I parked the Eldorado near the corner of Steuben and Albany Streets and headed up Albany to see who was around. Up by Craig Street three older black guys were passing around a brown paper bag. I knew two of the guys, Carlisle Jackson and Chipper Poston, because both of them had been to the clinic and had dropped out several times. Both of them were alcoholics and heroin users.
When I walked toward them they instinctively hid the bottle until Chipper recognized me.

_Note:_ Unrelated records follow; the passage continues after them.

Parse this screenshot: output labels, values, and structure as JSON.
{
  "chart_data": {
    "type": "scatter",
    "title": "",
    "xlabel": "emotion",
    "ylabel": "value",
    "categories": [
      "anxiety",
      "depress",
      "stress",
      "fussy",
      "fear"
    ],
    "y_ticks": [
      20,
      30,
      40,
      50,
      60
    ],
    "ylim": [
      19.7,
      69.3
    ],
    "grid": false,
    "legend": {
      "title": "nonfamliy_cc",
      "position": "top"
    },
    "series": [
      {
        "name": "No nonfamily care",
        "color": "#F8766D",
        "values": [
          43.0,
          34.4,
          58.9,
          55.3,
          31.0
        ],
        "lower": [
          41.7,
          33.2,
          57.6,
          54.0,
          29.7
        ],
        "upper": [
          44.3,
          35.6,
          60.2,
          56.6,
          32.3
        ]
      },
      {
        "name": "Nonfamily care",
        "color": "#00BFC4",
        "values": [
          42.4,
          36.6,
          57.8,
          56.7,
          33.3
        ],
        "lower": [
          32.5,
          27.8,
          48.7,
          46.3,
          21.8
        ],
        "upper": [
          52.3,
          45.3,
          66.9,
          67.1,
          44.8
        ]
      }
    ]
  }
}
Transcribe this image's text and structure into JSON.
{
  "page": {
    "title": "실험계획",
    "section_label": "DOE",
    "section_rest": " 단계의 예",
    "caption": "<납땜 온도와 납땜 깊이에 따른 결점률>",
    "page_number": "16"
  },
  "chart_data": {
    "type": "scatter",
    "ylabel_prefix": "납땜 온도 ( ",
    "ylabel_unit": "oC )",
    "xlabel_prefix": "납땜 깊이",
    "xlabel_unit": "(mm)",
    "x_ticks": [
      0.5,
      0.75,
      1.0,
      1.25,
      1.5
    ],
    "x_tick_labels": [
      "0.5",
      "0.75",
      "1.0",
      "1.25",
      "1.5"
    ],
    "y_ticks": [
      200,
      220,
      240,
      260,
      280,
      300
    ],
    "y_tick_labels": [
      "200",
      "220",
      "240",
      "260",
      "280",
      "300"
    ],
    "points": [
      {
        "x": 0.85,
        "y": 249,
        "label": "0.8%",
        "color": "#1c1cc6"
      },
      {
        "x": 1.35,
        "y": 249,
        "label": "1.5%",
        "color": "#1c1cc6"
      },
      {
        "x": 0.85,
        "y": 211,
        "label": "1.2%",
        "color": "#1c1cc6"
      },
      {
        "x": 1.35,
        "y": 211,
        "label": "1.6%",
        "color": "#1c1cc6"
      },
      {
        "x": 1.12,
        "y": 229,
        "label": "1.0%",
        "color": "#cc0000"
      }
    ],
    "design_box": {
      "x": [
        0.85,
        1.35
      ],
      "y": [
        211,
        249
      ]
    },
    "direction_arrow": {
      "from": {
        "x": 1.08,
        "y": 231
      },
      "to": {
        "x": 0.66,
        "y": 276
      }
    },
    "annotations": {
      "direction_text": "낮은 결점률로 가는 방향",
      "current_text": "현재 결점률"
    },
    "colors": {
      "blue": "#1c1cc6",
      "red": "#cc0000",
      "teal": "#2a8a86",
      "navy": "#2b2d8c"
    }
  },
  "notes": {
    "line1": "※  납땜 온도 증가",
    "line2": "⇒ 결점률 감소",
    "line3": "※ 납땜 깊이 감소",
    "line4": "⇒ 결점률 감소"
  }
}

“Duff—what’s up?” he said.
“What’s up, Chip?” I said.
“Hey, Duff,” Carlisle said.
Both guys were gray and weathered looking. They were kind of like the jakey-bum version of Laurel and Hardy, with Carlisle at about six foot three and rail thin and Chipper a rounded five foot six. They had run together for the last thirty years, and they were somewhere between fifty and seventy-five. There was no way to figure out how old they were by looking at them.
“Duff, this is Silk, from Brooklyn. He’s Chip’s second cousin,” Carlisle said.
I exchanged silent nods with Silk.
“Duffy, what you coming up here for?” Chipper said.
“I’m curious about something,” I said.
“Curious? You comes to the Hill, you gotta be pretty fuckin’ curious,” Carlisle said.
“You guys were inside when Rheinhart was in, weren’t ya?” I asked.
“Crazy, skinny-ass white boy who killed all them kids? Yeah, we both were,” Chipper said.